The band paid its dues. "They were touring their asses off," recalls Jeff Pachman, who signed the little-known band to Rockville Records. "There wasn't even time to do laundry. So you'd see, Day 1, T-shirt with logo on the font; Day 2, same T-shirt with logo on the back; Day 3, same T-shirt with logo inside out. They were drunk when they played the Continental [in New York] -- Jeff fell off the stage and onto a table -- and they were great. I hadn't had my socks blown off by a band like that since the first time I saw the Replacements."
And just to complete the American music-industry fable, Uncle Tupelo got screwed over by its record company. Much to embarrassment of Pachman, his bosses at Rockville Records, which sold more than 200,000 copies of Uncle Tupelo's first three albums -- a killing for a small indie label -- never paid the band a penny in royalties. (In 2003, Farrar and Tweedy won an undisclosed court settlement.)
But what separated Uncle Tupelo from the majority of basement bands who give it a shot was that Farrar and Tweedy created something entirely original and compelling. In the mid-'80s, when they started out, and when rock's elite were still focused on the Clash's London and the Talking Heads' East Village, nothing could have been less cool than covering old Carter Family songs, welcoming a steel guitar, and doing it all without a hint of irony. But Uncle Tupelo didn't cradle its throwback sound with reverential nostalgic care. The band's signature start-stop crunch had more in common with the Pixies than the Louvin Brothers.
Farrar and Tweed made for an usual rock pairing, in that both were withdrawn and, during the Uncle Tupelo days, they often appeared uneasy -- certainly overly earnest -- onstage, where shoe-gazing was the norm. Musically, Tweedy provided the group's small bouts of buoyancy, while Farrar filled the role of "Grapes of Wrath"-type brooder. Buddy Brian Henneman, the talented front man for the Bottle Rockets, calls Farrar "the griever, a young man who wore an old man's scars." As Kot notes, it was the griever's voice -- that once-in-a-lifetime voice -- that gave Uncle Tupelo the "blue-eyed soul heaviness," and demanded that attention be paid from the first note of "Graveyard Shift," the opening track on "No Depression." (When the band split, Farrar founded Son Volt, whose stunning debut, 1995's "Trace," still stands as the quintessential alt-country record. Farrar, however, has not been able to sustain that quality over the years.)

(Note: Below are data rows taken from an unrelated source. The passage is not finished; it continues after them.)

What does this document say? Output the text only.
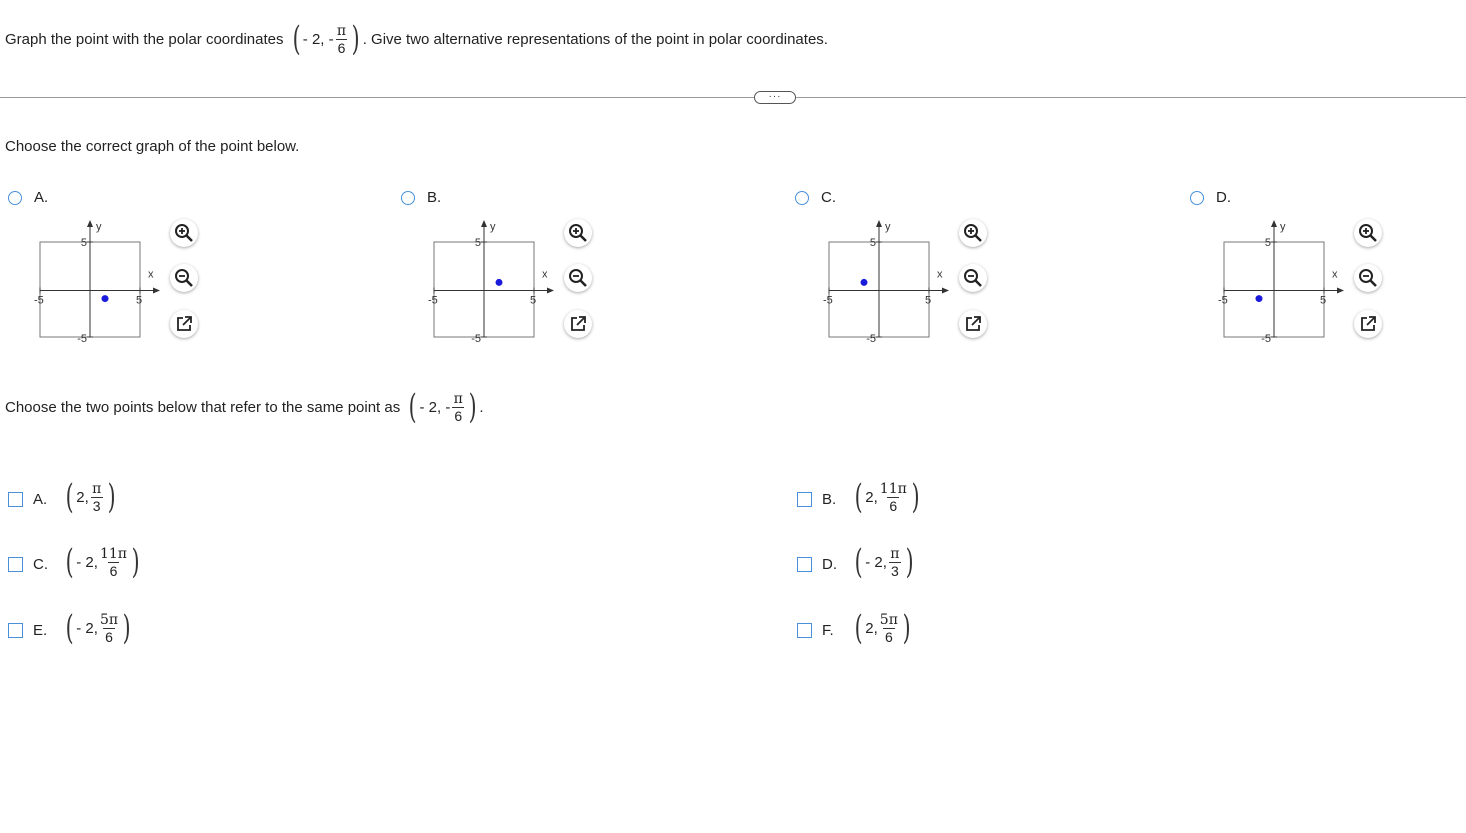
Graph the point with the polar coordinates ( - 2, - $\frac{\pi}{6}$ ) . Give two alternative representations of the point in polar coordinates.
···
Choose the correct graph of the point below.
A.
y
x
5
-5
-5	5
B.
y
x
5
-5
-5	5
C.
y
x
5
-5
-5	5
D.
y
x
5
-5
-5	5
Choose the two points below that refer to the same point as ( - 2, - $\frac{\pi}{6}$ ) .
A. ( 2, $\frac{\pi}{3}$ )	B. ( 2, $\frac{11\pi}{6}$ )
C. ( - 2, $\frac{11\pi}{6}$ )	D. ( - 2, $\frac{\pi}{3}$ )
E. ( - 2, $\frac{5\pi}{6}$ )	F. ( 2, $\frac{5\pi}{6}$ )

Today, Tweedy looks back and dismisses a lot of the mythology and "revisionist history" that's been built up around a band that put out only four records. He's right; Uncle Tupelo was overrated. The band made just one truly great album, 1993's "Anodyne," whose stellar wall-of-guitar tracks like "The Long Cut" and "We've Been Had" still stand alongside anything Pearl Jam, Nirvana or the Smashing Pumpkins did in terms of rock's great rallying cries of the '90s.
Still, by the time of "Anodyne's" release, Farrar and Tweedy's relationship, surprisingly distant even during the good times, became increasingly strained as Tweedy began to write and sing more of the band's songs. In the liner notes for 2002's retrospective, "Uncle Tupelo: An Anthology," Tweedy, retracing his progressively prominent role in the band, mentioned that Farrar "encouraged" him to sing songs. Then Tweedy corrected himself, conceding that Farrar had simply refused to sing any of Tweedy's songs, so he had to do it himself.